15.3.1.1.3. Benchmark mode

--bench swaps the standard test script for a JPEG-compression throughput benchmark:

openmv --port /dev/ttyACM0 --bench

The cam captures one RGB565 QVGA frame, compresses it to JPEG, and then flushes the same compressed buffer in a tight loop. The viewer reports the raw USB data rate rather than a live decoded frame, so the number on screen is the upper bound the link can sustain to that host. Useful for comparing cams or hosts without the variability of changing what is actually being captured.

15.3.1.1.4. Profiling

The CLI can overlay live profiler data on the streamed frames. The overlay is only useful when the cam is running a PROFILE_ENABLE=1 firmware build with the profile channel registered; on stock firmware the profiling controls have no effect.

  • --firmware PATH – loads the firmware ELF the cam is running so the overlay can resolve function addresses in the profile records to human-readable names. Without it the overlay shows raw addresses.

Three keyboard shortcuts in the viewer drive the profiler:

Key

Action

P

Cycle the profiler overlay: off, performance, events.

M

Toggle the profiler mode between inclusive and exclusive. Inclusive timing charges callee time to the caller; exclusive timing does not.

R

Reset the profiler counters.

15.3.1.1.5. Protocol-tuning flags

The flags below mirror the constructor parameters on openmv.Camera. The defaults work on every shipped cam; override them only when debugging a custom firmware build or simulating adverse link conditions.

  • --baudrate N – defaults to 921600 (the magic value that switches USB to the OpenMV protocol). Override only on UART links.

  • --timeout SEC – per-operation timeout in seconds (default 1.0).

  • --max-retry N – retries before the link is declared broken (default 3).

  • --max-payload N – maximum payload size in bytes (default 4096).

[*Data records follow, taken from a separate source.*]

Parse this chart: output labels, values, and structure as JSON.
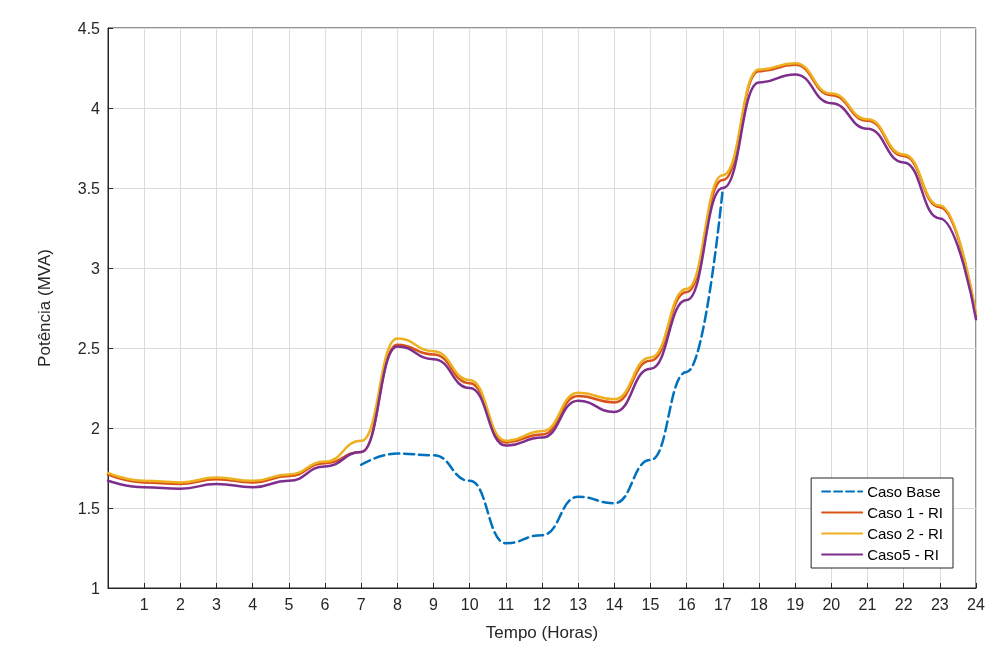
{
  "chart_data": {
    "type": "line",
    "xlabel": "Tempo (Horas)",
    "ylabel": "Potência (MVA)",
    "x": [
      0,
      1,
      2,
      3,
      4,
      5,
      6,
      7,
      8,
      9,
      10,
      11,
      12,
      13,
      14,
      15,
      16,
      17,
      18,
      19,
      20,
      21,
      22,
      23,
      24
    ],
    "series": [
      {
        "name": "Caso Base",
        "color": "#0072bd",
        "line_style": "dashed",
        "values": [
          null,
          null,
          null,
          null,
          null,
          null,
          null,
          1.77,
          1.84,
          1.83,
          1.67,
          1.28,
          1.33,
          1.57,
          1.53,
          1.8,
          2.35,
          3.5,
          null,
          null,
          null,
          null,
          null,
          null,
          null
        ]
      },
      {
        "name": "Caso 1 - RI",
        "color": "#d95319",
        "line_style": "solid",
        "values": [
          1.71,
          1.66,
          1.65,
          1.68,
          1.66,
          1.7,
          1.78,
          1.85,
          2.52,
          2.46,
          2.28,
          1.91,
          1.96,
          2.2,
          2.16,
          2.42,
          2.85,
          3.55,
          4.23,
          4.27,
          4.08,
          3.92,
          3.7,
          3.38,
          2.7
        ]
      },
      {
        "name": "Caso 2 - RI",
        "color": "#edb120",
        "line_style": "solid",
        "values": [
          1.72,
          1.67,
          1.66,
          1.69,
          1.67,
          1.71,
          1.79,
          1.92,
          2.56,
          2.48,
          2.3,
          1.92,
          1.98,
          2.22,
          2.18,
          2.44,
          2.87,
          3.58,
          4.24,
          4.28,
          4.09,
          3.93,
          3.71,
          3.39,
          2.71
        ]
      },
      {
        "name": "Caso5 - RI",
        "color": "#7e2f8e",
        "line_style": "solid",
        "values": [
          1.67,
          1.63,
          1.62,
          1.65,
          1.63,
          1.67,
          1.76,
          1.85,
          2.51,
          2.43,
          2.25,
          1.89,
          1.94,
          2.17,
          2.1,
          2.37,
          2.8,
          3.5,
          4.16,
          4.21,
          4.03,
          3.87,
          3.66,
          3.31,
          2.68
        ]
      }
    ],
    "xlim": [
      0,
      24
    ],
    "xticks": [
      1,
      2,
      3,
      4,
      5,
      6,
      7,
      8,
      9,
      10,
      11,
      12,
      13,
      14,
      15,
      16,
      17,
      18,
      19,
      20,
      21,
      22,
      23,
      24
    ],
    "ylim": [
      1,
      4.5
    ],
    "yticks": [
      1,
      1.5,
      2,
      2.5,
      3,
      3.5,
      4,
      4.5
    ],
    "grid": true,
    "legend": "bottom right",
    "marker": "none"
  }
}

The cam negotiates down if it cannot handle that much.

  • --crc BOOL – enable CRC validation on every packet (default true).

  • --seq BOOL – enable sequence-number validation (default true).

  • --ack BOOL – enable per-packet acknowledgement (default true).

  • --events BOOL – enable event notifications from the cam (default true).

  • --drop-rate FLOAT – packet-drop simulation rate in [0.0, 1.0] (default 0.0). For testing only.

One CLI-specific tuning knob:

  • --poll MS – poll rate for the viewer’s main loop, in milliseconds (default 4).

15.3.1.1.6. Miscellaneous flags

Two flags adjust how the viewer presents the stream without changing the cam-side behaviour:

  • --scale N – display zoom factor (default 4). Useful when QVGA frames are too small to read on a 4K display.

  • --raw – requests the cam send pixel buffers uncompressed instead of JPEG-compressed. Useful on cams without hardware JPEG support; Streaming frames covers the trade-offs.

15.3.1.1.7. What the viewer is doing

The CLI is itself a openmv.Camera program. It connects, calls stop() to clear any running script, uploads the script with exec(), enables streaming with streaming(), then loops calling read_frame() (to update the display), read_stdout() (to mirror the script’s prints), and read_status() (to watch every other registered channel for activity). The source is at cli.py and is a working reference for an application driving a cam end-to-end.